I’d always liked the climb over the hills by our house when I was younger, mainly because my mother forced me out of the house; she was terrified of fat people and didn’t want me becoming one. That all changed when I was fifteen; scientists had been working on a machine for years, a machine that would prevent fatness – no matter how much you ate or how little exercise you did. When I was fifteen, they completed the contraption. It took a while but it finally became readily available for the general public. It was called the Benevolent Eco-friendly Noun – or more commonly known as the FatFighter.

Some people really wanted one, but there were those that thought it would take over human life. Eventually more and more people got one until nearly everybody had one. I didn’t; my mother forbade it. If you wanted to have the FatFighter installed, you needed an operation to have it implanted in your stomach.

I was so glad that I didn’t get one; after a few years, something started to go wrong, just a few cases. In those individuals, it was just replaced and the problem went away. However, the number of situations where the FatFighter went wrong increased dramatically. Even after the machine was replaced, the problem just got worse until it had to be removed all together – but the hitch still worsened. The glitch became a full-on crisis; people began to eat everything inside, from cars to cats and without the FatFighter they turned into massive balls of pure fat. Some people didn’t eat anything but they still got enormously obese.

The government issued a warning that those unaffected by the ‘condition’ were to stay in their homes. No matter where we hid, the fat people found us. We were on the run for weeks, just moving from place to place, trying to avoid them. One thing that benefited us was the fact that wecouldrun; the fatties could only roll, which meant we were safe on high ground.

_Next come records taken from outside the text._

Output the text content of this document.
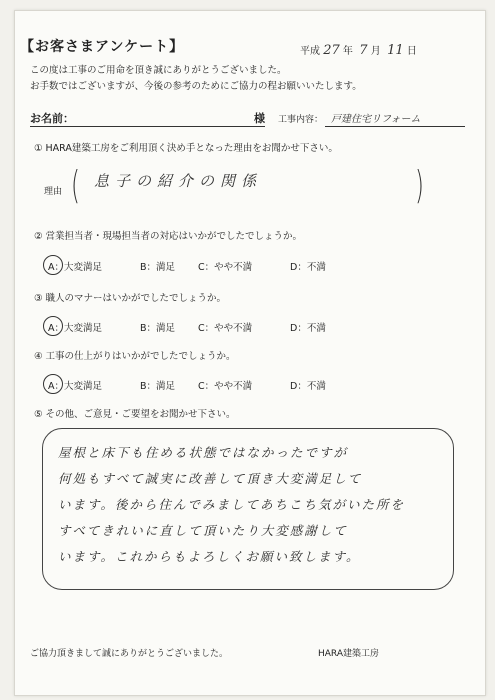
【お客さまアンケート】	平成 27 年 7 月 11 日
この度は工事のご用命を頂き誠にありがとうございました。
お手数ではございますが、今後の参考のためにご協力の程お願いいたします。
お名前：	様 工事内容： 戸建住宅リフォーム
① HARA建築工房をご利用頂く決め手となった理由をお聞かせ下さい。
理由 (	)
息子の紹介の関係
② 営業担当者・現場担当者の対応はいかがでしたでしょうか。
A：大変満足	B：満足 C：やや不満	D：不満
③ 職人のマナーはいかがでしたでしょうか。
A：大変満足	B：満足 C：やや不満	D：不満
④ 工事の仕上がりはいかがでしたでしょうか。
A：大変満足	B：満足 C：やや不満	D：不満
⑤ その他、ご意見・ご要望をお聞かせ下さい。
屋根と床下も住める状態ではなかったですが
何処もすべて誠実に改善して頂き大変満足して
います。後から住んでみましてあちこち気がいた所を
すべてきれいに直して頂いたり大変感謝して
います。これからもよろしくお願い致します。
ご協力頂きまして誠にありがとうございました。	HARA建築工房
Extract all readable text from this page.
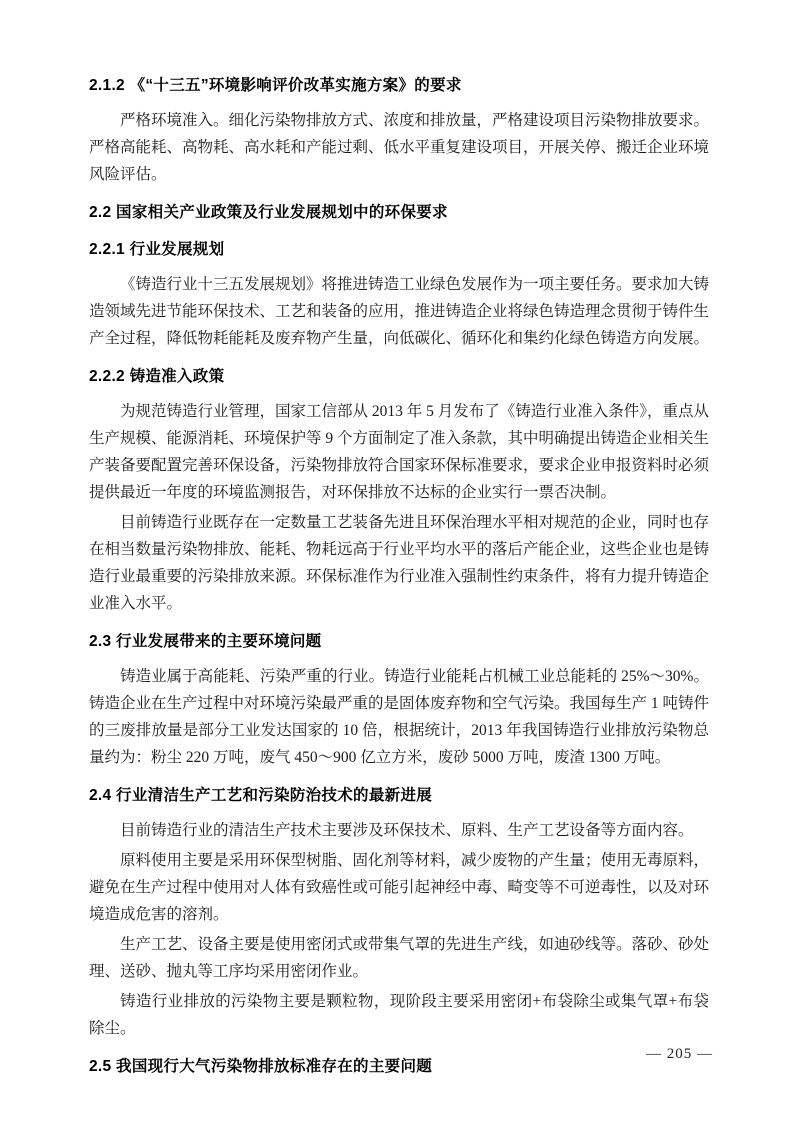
2.1.2 《“十三五”环境影响评价改革实施方案》的要求

严格环境准入。细化污染物排放方式、浓度和排放量，严格建设项目污染物排放要求。严格高能耗、高物耗、高水耗和产能过剩、低水平重复建设项目，开展关停、搬迁企业环境风险评估。

2.2 国家相关产业政策及行业发展规划中的环保要求
2.2.1 行业发展规划

《铸造行业十三五发展规划》将推进铸造工业绿色发展作为一项主要任务。要求加大铸造领域先进节能环保技术、工艺和装备的应用，推进铸造企业将绿色铸造理念贯彻于铸件生产全过程，降低物耗能耗及废弃物产生量，向低碳化、循环化和集约化绿色铸造方向发展。

2.2.2 铸造准入政策

为规范铸造行业管理，国家工信部从 2013 年 5 月发布了《铸造行业准入条件》，重点从生产规模、能源消耗、环境保护等 9 个方面制定了准入条款，其中明确提出铸造企业相关生产装备要配置完善环保设备，污染物排放符合国家环保标准要求，要求企业申报资料时必须提供最近一年度的环境监测报告，对环保排放不达标的企业实行一票否决制。

目前铸造行业既存在一定数量工艺装备先进且环保治理水平相对规范的企业，同时也存在相当数量污染物排放、能耗、物耗远高于行业平均水平的落后产能企业，这些企业也是铸造行业最重要的污染排放来源。环保标准作为行业准入强制性约束条件，将有力提升铸造企业准入水平。

2.3 行业发展带来的主要环境问题

铸造业属于高能耗、污染严重的行业。铸造行业能耗占机械工业总能耗的 25%〜30%。铸造企业在生产过程中对环境污染最严重的是固体废弃物和空气污染。我国每生产 1 吨铸件的三废排放量是部分工业发达国家的 10 倍，根据统计，2013 年我国铸造行业排放污染物总量约为：粉尘 220 万吨，废气 450〜900 亿立方米，废砂 5000 万吨，废渣 1300 万吨。

2.4 行业清洁生产工艺和污染防治技术的最新进展

目前铸造行业的清洁生产技术主要涉及环保技术、原料、生产工艺设备等方面内容。

原料使用主要是采用环保型树脂、固化剂等材料，减少废物的产生量；使用无毒原料，避免在生产过程中使用对人体有致癌性或可能引起神经中毒、畸变等不可逆毒性，以及对环境造成危害的溶剂。

生产工艺、设备主要是使用密闭式或带集气罩的先进生产线，如迪砂线等。落砂、砂处理、送砂、抛丸等工序均采用密闭作业。

铸造行业排放的污染物主要是颗粒物，现阶段主要采用密闭+布袋除尘或集气罩+布袋除尘。

2.5 我国现行大气污染物排放标准存在的主要问题
— 205 —
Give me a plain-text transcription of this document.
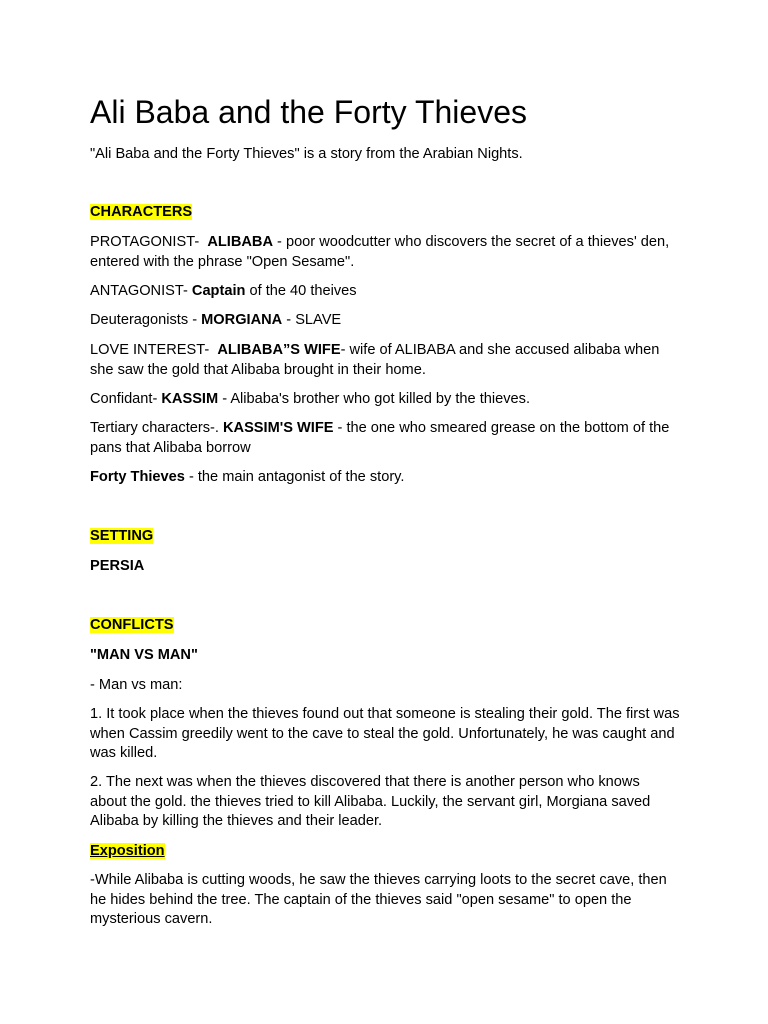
Ali Baba and the Forty Thieves

"Ali Baba and the Forty Thieves" is a story from the Arabian Nights.

CHARACTERS

PROTAGONIST-  ALIBABA - poor woodcutter who discovers the secret of a thieves' den, entered with the phrase "Open Sesame".

ANTAGONIST- Captain of the 40 theives

Deuteragonists - MORGIANA - SLAVE

LOVE INTEREST-  ALIBABA”S WIFE- wife of ALIBABA and she accused alibaba when she saw the gold that Alibaba brought in their home.

Confidant- KASSIM - Alibaba's brother who got killed by the thieves.

Tertiary characters-. KASSIM'S WIFE - the one who smeared grease on the bottom of the pans that Alibaba borrow

Forty Thieves - the main antagonist of the story.

SETTING

PERSIA

CONFLICTS

"MAN VS MAN"

- Man vs man:

1. It took place when the thieves found out that someone is stealing their gold. The first was when Cassim greedily went to the cave to steal the gold. Unfortunately, he was caught and was killed.

2. The next was when the thieves discovered that there is another person who knows about the gold. the thieves tried to kill Alibaba. Luckily, the servant girl, Morgiana saved Alibaba by killing the thieves and their leader.

Exposition

-While Alibaba is cutting woods, he saw the thieves carrying loots to the secret cave, then he hides behind the tree. The captain of the thieves said "open sesame" to open the mysterious cavern.
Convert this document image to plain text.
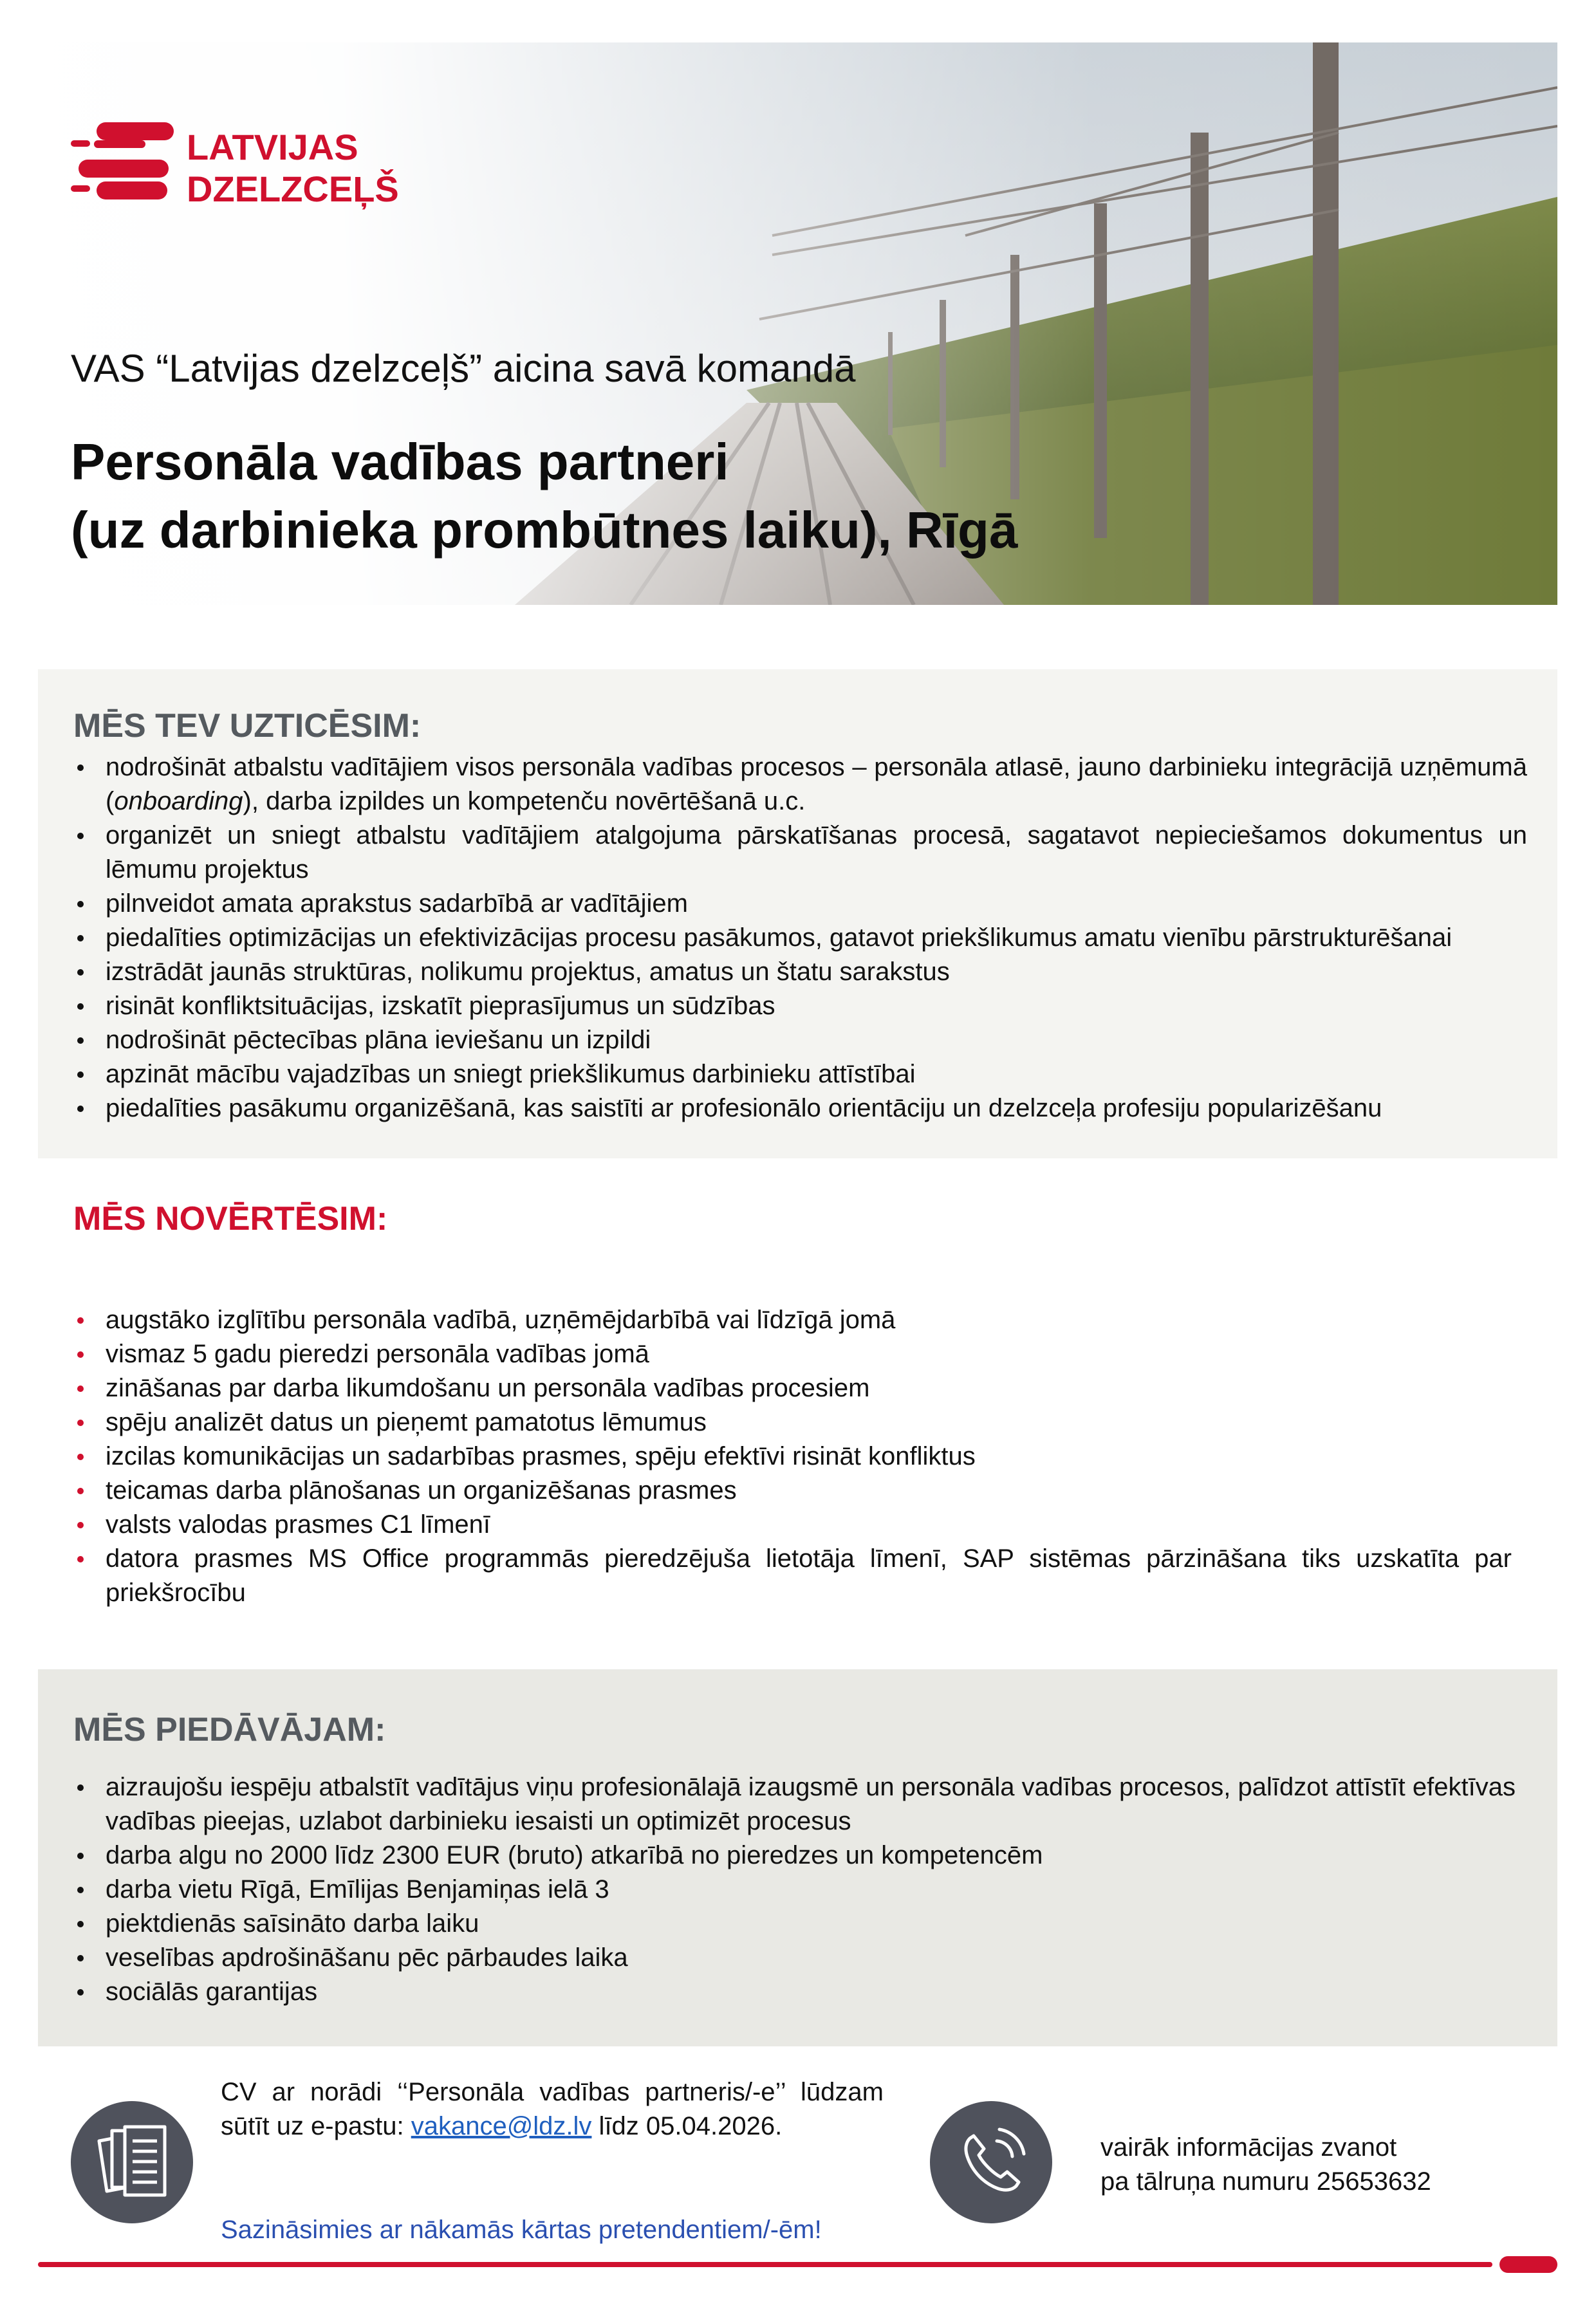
LATVIJAS
DZELZCEĻŠ
VAS “Latvijas dzelzceļš” aicina savā komandā
Personāla vadības partneri
(uz darbinieka prombūtnes laiku), Rīgā
MĒS TEV UZTICĒSIM:
nodrošināt atbalstu vadītājiem visos personāla vadības procesos – personāla atlasē, jauno darbinieku integrācijā uzņēmumā (onboarding), darba izpildes un kompetenču novērtēšanā u.c.
organizēt un sniegt atbalstu vadītājiem atalgojuma pārskatīšanas procesā, sagatavot nepieciešamos dokumentus un lēmumu projektus
pilnveidot amata aprakstus sadarbībā ar vadītājiem
piedalīties optimizācijas un efektivizācijas procesu pasākumos, gatavot priekšlikumus amatu vienību pārstrukturēšanai
izstrādāt jaunās struktūras, nolikumu projektus, amatus un štatu sarakstus
risināt konfliktsituācijas, izskatīt pieprasījumus un sūdzības
nodrošināt pēctecības plāna ieviešanu un izpildi
apzināt mācību vajadzības un sniegt priekšlikumus darbinieku attīstībai
piedalīties pasākumu organizēšanā, kas saistīti ar profesionālo orientāciju un dzelzceļa profesiju popularizēšanu
MĒS NOVĒRTĒSIM:
augstāko izglītību personāla vadībā, uzņēmējdarbībā vai līdzīgā jomā
vismaz 5 gadu pieredzi personāla vadības jomā
zināšanas par darba likumdošanu un personāla vadības procesiem
spēju analizēt datus un pieņemt pamatotus lēmumus
izcilas komunikācijas un sadarbības prasmes, spēju efektīvi risināt konfliktus
teicamas darba plānošanas un organizēšanas prasmes
valsts valodas prasmes C1 līmenī
datora prasmes MS Office programmās pieredzējuša lietotāja līmenī, SAP sistēmas pārzināšana tiks uzskatīta par priekšrocību
MĒS PIEDĀVĀJAM:
aizraujošu iespēju atbalstīt vadītājus viņu profesionālajā izaugsmē un personāla vadības procesos, palīdzot attīstīt efektīvas vadības pieejas, uzlabot darbinieku iesaisti un optimizēt procesus
darba algu no 2000 līdz 2300 EUR (bruto) atkarībā no pieredzes un kompetencēm
darba vietu Rīgā, Emīlijas Benjamiņas ielā 3
piektdienās saīsināto darba laiku
veselības apdrošināšanu pēc pārbaudes laika
sociālās garantijas
CV ar norādi ‘‘Personāla vadības partneris/-e’’ lūdzam sūtīt uz e-pastu: vakance@ldz.lv līdz 05.04.2026.
Sazināsimies ar nākamās kārtas pretendentiem/-ēm!
vairāk informācijas zvanot
pa tālruņa numuru 25653632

Right now, we’re at the top of the church in our town. Recently, the fatties have developed the ability to bounce. Thankfully we’re not all too high on their menu at the moment but I have a feeling we will be soon, once everything else is gone. Most of the houses look like they’ve been bulldozed – which, in a way, they have. Cars are nearly all gone from the streets. The fat people fight over what’s left. They’re like really, really round rhinos, charging at each other until one of them is dead or runs away.

There are only seven of us left. We could be the very last of the human race for all we know. Or maybe the very last Britons. But let’s hope there are no Americans left; I don’t like Americans at all.

“Niamh, it’s your shift on lookout,” Mum says to me, coming into the room.

I pick up the rechargeable torch and quietly move to the window in the other room. It used to have glass in it, but not anymore. It’s so dark outside. It’s been dark like this ever since the fatties ate through the wires. No electricity, no water.

I often find myself wondering if this is the apocalypse. Can the fat people really eat the planet? I do wonder.

I see movement coming into the market square and squint to try and get a closer look through the darkness. They’re back. They roll onto the road and slowly make their way towards the cars. One of them crashes into a lamppost. It creaks and gives way under the colossal mass. A couple of fatties roll towards the downed post. It’s horrible watching their vicious fights. Sometimes they just eat each other.

None of us knows how long this will go on for. Forever, maybe? Will we be in hiding until the day we all die? All we know is this: we will continue to hide, and to fight them, until the day comes when we’re eaten or we die.